Differentiation of Human PSCs

Human PSCs were grown for 5 days in E8 medium (Chen et al., 2011)without FGF2 and transforming growth factor β but supplemented with 10 μM CHIR99021 (Tocris, 4423). Loss of pluripotency was confirmed by an RT-qPCR panel of self-renewal, mesoderm, endoderm, and ectoderm genes (Table S1) and by immunofluorescence staining and imaging of NANOG.

Fibroblast Cell Culture

Fibroblasts (ATCC, CRL2429) were grown in Iscove's modified Dulbecco's medium (Thermo Fisher Scientific, 12440053) with 20% fetal bovine serum (HyCLone, SV30160.03). Cells were passaged using TrypLE cell dissociation enzyme (Thermo Fisher Scientific, 12504013) following the manufacturer's guidelines. Cells were maintained at 37°C and 5% CO2 in a humidified incubator.

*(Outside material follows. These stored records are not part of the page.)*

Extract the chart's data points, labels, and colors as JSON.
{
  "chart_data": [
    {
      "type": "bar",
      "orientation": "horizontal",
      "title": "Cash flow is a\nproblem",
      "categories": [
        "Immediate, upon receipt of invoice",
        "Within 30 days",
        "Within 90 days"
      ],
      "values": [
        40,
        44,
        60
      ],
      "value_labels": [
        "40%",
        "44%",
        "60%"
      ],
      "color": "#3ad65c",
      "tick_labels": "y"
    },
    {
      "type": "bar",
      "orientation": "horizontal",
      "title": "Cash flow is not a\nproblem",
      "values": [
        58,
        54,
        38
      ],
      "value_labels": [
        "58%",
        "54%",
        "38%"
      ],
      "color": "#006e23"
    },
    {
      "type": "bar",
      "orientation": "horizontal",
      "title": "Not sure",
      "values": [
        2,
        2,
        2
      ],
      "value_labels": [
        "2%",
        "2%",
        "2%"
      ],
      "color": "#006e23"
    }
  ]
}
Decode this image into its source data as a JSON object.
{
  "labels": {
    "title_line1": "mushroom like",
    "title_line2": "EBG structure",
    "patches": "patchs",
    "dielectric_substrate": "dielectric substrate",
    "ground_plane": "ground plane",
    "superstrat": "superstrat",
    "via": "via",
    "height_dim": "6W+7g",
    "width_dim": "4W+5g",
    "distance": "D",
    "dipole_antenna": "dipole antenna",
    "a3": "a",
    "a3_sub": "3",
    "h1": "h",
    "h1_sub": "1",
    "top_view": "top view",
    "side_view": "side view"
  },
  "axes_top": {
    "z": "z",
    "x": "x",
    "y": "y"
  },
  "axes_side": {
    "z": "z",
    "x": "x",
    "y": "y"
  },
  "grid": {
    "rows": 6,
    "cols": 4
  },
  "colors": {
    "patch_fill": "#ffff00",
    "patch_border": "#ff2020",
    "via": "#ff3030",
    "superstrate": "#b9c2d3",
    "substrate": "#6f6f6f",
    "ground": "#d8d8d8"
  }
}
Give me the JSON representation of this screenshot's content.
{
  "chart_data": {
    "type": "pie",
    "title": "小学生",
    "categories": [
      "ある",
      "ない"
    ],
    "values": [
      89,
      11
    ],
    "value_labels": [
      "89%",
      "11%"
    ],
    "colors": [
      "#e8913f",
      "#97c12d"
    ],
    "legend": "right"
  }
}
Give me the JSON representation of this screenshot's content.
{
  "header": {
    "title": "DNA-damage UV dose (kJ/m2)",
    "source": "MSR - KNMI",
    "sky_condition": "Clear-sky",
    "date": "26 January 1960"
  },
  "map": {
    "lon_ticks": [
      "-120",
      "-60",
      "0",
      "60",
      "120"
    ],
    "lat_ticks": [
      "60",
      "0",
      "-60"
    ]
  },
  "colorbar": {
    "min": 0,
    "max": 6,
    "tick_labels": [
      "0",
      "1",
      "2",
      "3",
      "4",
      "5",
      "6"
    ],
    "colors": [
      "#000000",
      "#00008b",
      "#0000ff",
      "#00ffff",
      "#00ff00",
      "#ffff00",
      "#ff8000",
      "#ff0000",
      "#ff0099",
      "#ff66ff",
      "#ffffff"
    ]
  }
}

Nucleoside Supplementation

EmbryoMax Nucleosides 100X (Merck, ES-008-D) were added to mTeSR, E8, Nutristem, or StemBeads cell culture media at a final concentration of 0.5× (15μM cytidine, 15μM guanosine, 15μM uridine, 15μM adenosine, and 6μM thymidine). All experiments were performed after 72 h in culture with the supplementation of nucleosides.

Author Contributions

P.W.A. and I.B. oversaw the project. J.A.H., I.B., and P.W.A devised the experiments. J.A.H. performed most cell biology experiments with help from T.J.R.F., O.L., C.J.P., D.S., and O.J.B. J.A.H. and T.J.R.F. performed the differentiations of the human PSCs. J.A.H. and O.L. performed embryoid body formation and pluripotency-associated antigen expression analysis. J.A.H., C.J.P., D.S., and O.J.B. performed time-lapse lineage tree experimentation and analysis. Z.H. oversaw the derivation of the hiPSC2 cell line. P.W.A., I.B., P.J.G., and S.F.E. provided experimental advice. The manuscript was drafted by J.A.H., P.W.A., and I.B.